Surveillance cameras told the tale: In a video of the exterior of Glenelg High School, four people can be seen defacing school property by spray-painting racist, anti-LGBTQ and anti-Semitic slurs and symbols, including a swastika, early on the morning of Thursday, May 24.
School service personnel alerted the police, who in a matter of hours apprehended the four alleged perpetrators: Seth Taylor of Ellicott City; Tyler Curtiss of Brookeville; Joshua Shaffer of Mt. Airy and Matthew Lipp of Woodbine. All are 18-year-old Glenelg students and have been charged with multiple counts of “destruction of property based on race, color, religious belief, sexual orientation, or national origin,” according to a police statement. The misdemeanor offense could get the students up to three years in prison.
The graffiti was reportedly directed, at least in part, at the African-American principal of the high school, David Burton, who is in his second year in that position at Glenelg. At an assembly Thursday morning, the Baltimore Sun reported, Burton got a standing ovation from attendees.
Howard County Public Schools Superintendent Dr. Michael Martirano called the graffiti “hateful and sickening” in a statement. “Make no mistake,” he went on, “this is a hate crime against so many of our communities and goes completely against the values we share as a community.
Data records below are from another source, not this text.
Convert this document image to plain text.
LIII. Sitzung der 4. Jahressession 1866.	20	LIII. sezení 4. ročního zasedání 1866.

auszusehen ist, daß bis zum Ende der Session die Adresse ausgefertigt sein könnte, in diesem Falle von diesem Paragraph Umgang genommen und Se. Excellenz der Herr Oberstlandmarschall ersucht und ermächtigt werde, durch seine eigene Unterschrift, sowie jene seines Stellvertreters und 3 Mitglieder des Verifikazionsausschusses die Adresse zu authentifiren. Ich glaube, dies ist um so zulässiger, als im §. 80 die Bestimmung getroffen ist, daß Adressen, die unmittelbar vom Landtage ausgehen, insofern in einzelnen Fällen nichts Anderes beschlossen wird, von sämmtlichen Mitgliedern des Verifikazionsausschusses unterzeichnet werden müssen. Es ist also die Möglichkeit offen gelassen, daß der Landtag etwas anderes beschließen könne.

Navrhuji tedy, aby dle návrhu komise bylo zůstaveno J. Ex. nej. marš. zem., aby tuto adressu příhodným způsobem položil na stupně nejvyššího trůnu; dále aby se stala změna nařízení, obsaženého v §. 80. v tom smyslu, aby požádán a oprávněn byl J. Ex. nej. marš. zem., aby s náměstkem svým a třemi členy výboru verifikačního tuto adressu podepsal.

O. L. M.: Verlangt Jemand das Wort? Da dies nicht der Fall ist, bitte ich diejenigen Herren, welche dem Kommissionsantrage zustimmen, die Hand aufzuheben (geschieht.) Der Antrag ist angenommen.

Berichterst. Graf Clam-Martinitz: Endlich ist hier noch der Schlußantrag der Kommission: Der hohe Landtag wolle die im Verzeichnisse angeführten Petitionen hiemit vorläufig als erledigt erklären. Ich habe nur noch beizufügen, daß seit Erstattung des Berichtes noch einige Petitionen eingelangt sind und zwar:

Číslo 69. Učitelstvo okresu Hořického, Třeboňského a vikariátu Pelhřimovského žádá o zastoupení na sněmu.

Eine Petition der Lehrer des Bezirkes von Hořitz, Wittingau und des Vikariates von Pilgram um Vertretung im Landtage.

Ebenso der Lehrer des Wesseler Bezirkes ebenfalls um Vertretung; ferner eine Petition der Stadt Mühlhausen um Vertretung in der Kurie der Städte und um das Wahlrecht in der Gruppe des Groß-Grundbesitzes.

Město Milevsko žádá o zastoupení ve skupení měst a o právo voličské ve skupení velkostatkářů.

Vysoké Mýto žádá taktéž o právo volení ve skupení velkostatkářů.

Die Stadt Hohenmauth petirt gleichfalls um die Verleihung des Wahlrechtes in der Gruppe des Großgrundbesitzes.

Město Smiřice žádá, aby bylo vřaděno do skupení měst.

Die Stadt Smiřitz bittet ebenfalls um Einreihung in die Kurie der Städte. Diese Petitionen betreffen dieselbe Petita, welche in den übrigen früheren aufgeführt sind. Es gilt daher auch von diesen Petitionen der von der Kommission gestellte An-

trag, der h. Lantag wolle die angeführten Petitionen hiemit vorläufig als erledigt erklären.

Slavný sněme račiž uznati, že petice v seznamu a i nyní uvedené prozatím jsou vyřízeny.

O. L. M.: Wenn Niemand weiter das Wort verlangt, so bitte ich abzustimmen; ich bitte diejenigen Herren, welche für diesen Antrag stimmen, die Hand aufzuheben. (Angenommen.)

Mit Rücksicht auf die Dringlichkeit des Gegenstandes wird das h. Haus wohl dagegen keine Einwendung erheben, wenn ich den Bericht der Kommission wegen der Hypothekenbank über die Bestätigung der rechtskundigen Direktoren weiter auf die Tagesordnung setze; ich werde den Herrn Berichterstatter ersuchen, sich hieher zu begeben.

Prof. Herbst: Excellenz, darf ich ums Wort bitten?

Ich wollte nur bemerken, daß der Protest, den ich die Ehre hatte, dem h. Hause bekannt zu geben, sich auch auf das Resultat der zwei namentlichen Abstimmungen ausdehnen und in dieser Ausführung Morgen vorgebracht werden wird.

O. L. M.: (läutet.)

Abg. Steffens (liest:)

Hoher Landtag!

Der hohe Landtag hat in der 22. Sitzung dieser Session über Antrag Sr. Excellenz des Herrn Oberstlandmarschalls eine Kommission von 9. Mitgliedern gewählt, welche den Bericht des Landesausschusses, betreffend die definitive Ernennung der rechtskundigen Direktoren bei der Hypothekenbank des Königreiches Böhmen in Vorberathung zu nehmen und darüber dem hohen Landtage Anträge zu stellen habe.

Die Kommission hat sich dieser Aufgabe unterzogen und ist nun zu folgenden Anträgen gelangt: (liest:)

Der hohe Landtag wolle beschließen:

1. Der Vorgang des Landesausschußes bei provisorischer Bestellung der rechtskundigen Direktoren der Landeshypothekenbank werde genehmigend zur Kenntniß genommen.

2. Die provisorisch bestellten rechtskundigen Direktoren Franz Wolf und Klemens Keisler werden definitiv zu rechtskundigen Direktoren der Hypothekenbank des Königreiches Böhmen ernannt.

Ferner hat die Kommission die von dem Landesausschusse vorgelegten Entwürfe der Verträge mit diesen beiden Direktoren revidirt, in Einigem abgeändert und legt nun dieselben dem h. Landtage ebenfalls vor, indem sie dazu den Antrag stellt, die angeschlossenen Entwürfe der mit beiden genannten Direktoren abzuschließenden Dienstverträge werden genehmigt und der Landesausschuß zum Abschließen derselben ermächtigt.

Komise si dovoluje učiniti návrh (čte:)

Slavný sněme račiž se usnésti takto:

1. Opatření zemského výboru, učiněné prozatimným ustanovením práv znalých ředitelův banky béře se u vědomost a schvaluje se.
It is completely unacceptable and actions of this nature will not be tolerated in Howard County.”
Howard County Executive Allan H. Kittleman also descried the crimes in a statement posted to his Facebook page, but reassured residents with a reminder that “this type of intolerant behavior is the work of a small number of hateful individuals. They do not represent our shared beliefs as a community. They do not represent our shared values in Howard County. We will not tolerate it and will stand together in condemning this behavior.”
Rabbi Susan Grossman of Beth Shalom Congregation, representing the Howard County Board of Rabbis, and Jewish Federation of Howard County interim executive director Ralph Grunewald joined Kittleman at a press conference on May 24.
“An attack against any member of the Howard County community — but especially against any racial or religious minority member — is abhorrent,” Grunewald said in a prepared statement. “We must join together to condemn these sorts of hate incidents whenever and wherever they occur.”
Grossman added: “As Jews, we are especially sensitive to persecution, intimidation, and being singled-out. The Jewish community stands united with the Glenelg High School community and with our elected officials and faith leaders in support of their rapid and unequivocal response to an unconscionable act of hatred.”
Howard Libit, executive director of the Baltimore Jewish Council, said he was pleased with the response to the incident.
“Obviously, the graffiti and the acts of vandalism are despicable and unacceptable,” he said, “and I couldn’t ask for a more thoughtful and more determined response from the school system, the county leadership and the county law enforcement. They made it very clear this is unacceptable and acted very swiftly.”
The Council on American-Islamic Relations also released a statement condemning the “repulsive” act.
“The hate-filled views these symbols represent have no place in any learning environment,” said said CAIR Director of Maryland Outreach Zainab Chaudry. “We will continue to strongly challenge the emboldening of hate in our schools.”